Joca Vidal – Qual foi o seu critério para a escolha dos participantes de seu trabalho solo, tanto do lado artístico como técnico?

Ailum – Meu único critério, da parte de gravação, foi trabalhar até não cansar. O disco não poderia ser empurrado, difícil e com travas, muito pelo contrário, precisava de respiro e honestidade. Então quando sentia que estávamos chegando perto de algo cansativo, encerrava a sessão, salvava tudo no hd e seguia rumo a outra disponibilidade, sempre dialogando com verdade e amizade. Assim, girei em cinco estúdios nesses três anos, até chegar no resultado que queria. Sem a ajuda de todos esses profissionais e amigos, não teria conseguido.

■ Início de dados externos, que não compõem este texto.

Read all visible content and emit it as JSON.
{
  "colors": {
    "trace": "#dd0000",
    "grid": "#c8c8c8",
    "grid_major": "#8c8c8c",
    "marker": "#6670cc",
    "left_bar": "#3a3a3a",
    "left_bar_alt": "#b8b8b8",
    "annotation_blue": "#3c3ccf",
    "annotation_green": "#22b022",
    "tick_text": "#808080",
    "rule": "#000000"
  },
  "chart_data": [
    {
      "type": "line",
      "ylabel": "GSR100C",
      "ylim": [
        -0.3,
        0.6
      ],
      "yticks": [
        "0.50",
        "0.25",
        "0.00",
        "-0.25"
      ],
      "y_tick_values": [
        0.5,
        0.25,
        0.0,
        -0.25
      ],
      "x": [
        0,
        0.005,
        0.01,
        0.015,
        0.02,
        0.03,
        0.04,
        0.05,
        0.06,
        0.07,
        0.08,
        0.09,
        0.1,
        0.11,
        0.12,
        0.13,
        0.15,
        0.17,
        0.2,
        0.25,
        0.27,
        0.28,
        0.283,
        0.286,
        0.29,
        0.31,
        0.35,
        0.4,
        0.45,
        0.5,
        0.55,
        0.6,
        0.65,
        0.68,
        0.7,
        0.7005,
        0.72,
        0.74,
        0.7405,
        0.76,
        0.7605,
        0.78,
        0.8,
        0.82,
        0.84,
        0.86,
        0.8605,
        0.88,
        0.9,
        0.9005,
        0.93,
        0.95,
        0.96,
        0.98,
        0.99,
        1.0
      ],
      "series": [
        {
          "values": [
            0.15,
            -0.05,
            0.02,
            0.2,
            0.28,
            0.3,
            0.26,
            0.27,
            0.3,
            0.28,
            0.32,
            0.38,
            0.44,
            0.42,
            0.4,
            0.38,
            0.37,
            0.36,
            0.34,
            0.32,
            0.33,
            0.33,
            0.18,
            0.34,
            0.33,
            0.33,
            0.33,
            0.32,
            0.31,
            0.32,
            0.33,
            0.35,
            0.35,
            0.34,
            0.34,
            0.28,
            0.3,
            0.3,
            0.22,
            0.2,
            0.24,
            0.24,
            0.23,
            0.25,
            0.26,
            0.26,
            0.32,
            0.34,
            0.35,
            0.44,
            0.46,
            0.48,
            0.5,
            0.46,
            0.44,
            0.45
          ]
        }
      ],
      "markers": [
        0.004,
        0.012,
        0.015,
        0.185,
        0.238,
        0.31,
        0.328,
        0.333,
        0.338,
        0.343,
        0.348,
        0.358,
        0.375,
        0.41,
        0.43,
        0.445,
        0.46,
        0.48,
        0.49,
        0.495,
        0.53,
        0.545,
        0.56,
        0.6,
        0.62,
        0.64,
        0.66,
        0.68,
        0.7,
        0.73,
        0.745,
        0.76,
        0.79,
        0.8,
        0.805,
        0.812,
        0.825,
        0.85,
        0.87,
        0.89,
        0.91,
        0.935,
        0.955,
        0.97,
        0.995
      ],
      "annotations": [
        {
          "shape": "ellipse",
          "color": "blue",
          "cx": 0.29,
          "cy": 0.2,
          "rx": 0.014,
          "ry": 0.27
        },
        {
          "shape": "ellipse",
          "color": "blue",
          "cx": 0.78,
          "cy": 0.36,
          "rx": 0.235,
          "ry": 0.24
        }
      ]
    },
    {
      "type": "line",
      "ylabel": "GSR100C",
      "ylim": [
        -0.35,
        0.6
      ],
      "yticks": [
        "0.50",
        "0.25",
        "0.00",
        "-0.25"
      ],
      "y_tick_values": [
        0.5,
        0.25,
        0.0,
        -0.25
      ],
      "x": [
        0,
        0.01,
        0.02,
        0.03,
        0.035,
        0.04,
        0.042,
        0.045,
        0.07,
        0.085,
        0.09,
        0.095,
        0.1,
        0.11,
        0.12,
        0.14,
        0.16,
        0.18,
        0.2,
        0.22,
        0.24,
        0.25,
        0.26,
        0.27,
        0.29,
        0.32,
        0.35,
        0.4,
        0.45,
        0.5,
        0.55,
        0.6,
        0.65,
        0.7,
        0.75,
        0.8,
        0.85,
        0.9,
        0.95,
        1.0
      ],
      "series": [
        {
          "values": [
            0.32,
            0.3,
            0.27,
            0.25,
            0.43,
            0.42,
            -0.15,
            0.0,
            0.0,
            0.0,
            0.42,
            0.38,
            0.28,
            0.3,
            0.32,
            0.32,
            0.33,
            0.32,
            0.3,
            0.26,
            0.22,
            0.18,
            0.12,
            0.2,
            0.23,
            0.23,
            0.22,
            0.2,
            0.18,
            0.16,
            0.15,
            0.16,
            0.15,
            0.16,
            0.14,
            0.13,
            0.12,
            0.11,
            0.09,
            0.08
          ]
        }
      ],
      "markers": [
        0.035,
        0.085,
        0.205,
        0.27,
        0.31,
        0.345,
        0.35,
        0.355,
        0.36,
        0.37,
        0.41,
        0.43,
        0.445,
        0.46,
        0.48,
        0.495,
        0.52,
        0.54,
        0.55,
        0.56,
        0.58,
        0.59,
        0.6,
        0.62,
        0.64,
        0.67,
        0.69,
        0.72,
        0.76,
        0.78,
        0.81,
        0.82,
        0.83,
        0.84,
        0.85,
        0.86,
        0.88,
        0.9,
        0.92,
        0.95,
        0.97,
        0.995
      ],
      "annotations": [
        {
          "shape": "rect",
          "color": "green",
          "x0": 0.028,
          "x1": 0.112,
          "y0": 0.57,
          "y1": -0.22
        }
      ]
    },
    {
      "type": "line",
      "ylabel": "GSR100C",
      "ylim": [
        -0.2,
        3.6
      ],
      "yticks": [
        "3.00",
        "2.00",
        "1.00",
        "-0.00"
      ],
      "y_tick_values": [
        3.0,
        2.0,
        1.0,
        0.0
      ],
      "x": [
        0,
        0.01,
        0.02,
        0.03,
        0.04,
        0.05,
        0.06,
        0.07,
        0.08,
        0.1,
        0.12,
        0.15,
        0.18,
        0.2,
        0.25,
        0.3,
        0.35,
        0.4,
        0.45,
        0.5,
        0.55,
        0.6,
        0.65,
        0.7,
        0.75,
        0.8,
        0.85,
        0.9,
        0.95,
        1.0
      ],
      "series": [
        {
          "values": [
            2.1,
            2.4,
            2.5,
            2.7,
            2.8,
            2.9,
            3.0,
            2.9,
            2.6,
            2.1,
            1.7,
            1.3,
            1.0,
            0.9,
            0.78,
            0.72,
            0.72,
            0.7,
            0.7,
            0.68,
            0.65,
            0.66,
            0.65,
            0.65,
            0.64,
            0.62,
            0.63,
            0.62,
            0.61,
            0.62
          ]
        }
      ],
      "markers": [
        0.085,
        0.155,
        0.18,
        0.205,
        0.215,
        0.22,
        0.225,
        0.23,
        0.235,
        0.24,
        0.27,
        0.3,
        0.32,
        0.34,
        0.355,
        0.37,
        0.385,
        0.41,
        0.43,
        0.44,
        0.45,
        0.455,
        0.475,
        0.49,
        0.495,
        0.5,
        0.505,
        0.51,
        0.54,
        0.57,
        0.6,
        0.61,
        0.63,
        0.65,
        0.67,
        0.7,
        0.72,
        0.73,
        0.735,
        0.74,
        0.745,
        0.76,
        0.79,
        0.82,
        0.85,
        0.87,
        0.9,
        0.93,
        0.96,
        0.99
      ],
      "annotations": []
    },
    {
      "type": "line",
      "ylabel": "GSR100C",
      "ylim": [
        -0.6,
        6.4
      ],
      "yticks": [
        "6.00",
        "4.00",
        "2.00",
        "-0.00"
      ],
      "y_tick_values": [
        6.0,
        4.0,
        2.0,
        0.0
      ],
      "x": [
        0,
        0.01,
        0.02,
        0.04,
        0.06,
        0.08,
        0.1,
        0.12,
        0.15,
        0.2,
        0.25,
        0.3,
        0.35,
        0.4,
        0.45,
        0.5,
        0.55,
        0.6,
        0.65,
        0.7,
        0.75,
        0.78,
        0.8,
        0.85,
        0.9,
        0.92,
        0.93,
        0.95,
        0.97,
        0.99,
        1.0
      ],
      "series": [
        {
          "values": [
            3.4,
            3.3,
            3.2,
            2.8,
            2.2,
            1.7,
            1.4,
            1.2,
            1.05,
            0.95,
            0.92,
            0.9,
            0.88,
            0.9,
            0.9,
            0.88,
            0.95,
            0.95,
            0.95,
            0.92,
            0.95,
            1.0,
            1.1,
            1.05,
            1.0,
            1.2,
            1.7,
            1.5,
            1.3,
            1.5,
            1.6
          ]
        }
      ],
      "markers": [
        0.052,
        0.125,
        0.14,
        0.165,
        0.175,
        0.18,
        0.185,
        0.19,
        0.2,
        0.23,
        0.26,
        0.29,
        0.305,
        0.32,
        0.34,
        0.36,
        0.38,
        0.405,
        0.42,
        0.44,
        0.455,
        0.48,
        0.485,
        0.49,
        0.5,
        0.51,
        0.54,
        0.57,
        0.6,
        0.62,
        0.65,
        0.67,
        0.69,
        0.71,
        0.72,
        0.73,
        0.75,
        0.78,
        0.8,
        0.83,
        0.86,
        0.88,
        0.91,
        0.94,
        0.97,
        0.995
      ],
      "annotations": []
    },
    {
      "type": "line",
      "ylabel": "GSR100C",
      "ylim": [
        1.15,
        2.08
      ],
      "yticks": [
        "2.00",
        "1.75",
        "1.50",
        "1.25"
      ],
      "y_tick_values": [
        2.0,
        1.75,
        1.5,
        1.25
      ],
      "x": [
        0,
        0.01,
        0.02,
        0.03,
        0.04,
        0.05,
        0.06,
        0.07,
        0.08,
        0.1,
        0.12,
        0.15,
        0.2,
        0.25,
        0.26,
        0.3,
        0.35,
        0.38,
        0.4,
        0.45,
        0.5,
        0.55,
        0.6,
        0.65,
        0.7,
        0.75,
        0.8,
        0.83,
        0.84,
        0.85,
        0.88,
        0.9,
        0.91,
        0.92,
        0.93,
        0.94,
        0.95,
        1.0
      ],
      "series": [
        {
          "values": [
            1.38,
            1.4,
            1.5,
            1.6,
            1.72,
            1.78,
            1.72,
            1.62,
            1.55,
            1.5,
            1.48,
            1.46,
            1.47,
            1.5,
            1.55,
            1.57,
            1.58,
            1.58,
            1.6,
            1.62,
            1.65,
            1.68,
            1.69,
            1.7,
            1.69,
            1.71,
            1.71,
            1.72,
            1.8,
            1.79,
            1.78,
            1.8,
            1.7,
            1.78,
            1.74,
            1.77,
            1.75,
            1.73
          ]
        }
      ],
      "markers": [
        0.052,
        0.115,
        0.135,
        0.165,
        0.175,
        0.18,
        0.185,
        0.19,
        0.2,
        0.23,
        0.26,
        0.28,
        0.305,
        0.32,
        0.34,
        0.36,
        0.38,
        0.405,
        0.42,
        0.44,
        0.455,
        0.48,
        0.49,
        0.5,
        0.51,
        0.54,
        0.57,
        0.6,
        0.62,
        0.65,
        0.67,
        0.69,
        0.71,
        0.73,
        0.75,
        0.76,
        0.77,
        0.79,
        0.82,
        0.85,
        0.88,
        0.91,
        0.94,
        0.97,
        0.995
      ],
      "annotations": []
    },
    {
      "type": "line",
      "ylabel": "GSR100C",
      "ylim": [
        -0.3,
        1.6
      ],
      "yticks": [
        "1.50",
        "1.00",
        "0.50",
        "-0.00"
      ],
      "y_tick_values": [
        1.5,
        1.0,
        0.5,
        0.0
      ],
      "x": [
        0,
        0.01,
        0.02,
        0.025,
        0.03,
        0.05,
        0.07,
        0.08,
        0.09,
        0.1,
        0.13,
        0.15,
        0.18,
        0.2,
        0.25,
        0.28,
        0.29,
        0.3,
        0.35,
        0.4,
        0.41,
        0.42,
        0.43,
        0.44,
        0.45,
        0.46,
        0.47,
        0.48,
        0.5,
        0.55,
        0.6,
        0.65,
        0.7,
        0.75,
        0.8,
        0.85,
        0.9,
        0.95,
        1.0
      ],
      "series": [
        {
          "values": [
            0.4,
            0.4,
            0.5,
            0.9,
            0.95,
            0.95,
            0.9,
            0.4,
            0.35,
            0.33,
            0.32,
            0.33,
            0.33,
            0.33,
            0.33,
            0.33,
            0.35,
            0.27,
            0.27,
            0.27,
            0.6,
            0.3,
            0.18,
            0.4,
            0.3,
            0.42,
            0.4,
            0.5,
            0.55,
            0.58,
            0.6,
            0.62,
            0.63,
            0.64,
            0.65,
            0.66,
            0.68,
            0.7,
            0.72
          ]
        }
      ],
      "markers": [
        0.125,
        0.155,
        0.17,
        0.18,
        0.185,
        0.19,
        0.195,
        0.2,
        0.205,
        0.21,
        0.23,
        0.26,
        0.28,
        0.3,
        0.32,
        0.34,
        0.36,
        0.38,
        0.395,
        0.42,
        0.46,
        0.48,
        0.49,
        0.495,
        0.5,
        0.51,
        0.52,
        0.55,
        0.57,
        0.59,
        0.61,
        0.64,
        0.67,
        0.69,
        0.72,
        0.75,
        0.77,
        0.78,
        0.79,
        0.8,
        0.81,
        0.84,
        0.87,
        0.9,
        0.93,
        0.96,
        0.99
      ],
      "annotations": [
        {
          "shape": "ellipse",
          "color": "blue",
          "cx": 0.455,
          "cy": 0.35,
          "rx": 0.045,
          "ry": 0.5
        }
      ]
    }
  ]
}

Depois disso, veio a parte da mixagem e o critério foi outro. Foi ousado: desconstruir. Desconstruir as faixas no Dub, ali na mesa, na hora, naquele momento de inspiração, naquela única pintura e é isso que o Dub faz. Por isso essa escolha, essa aposta. Por isso Buguinha e Victor Rice (na mixagem). Pra fechar, o Fernando Sanches (El Rocha) ferveu o som na temperatura certa (nem cru, nem murcho), esse foi o toque final.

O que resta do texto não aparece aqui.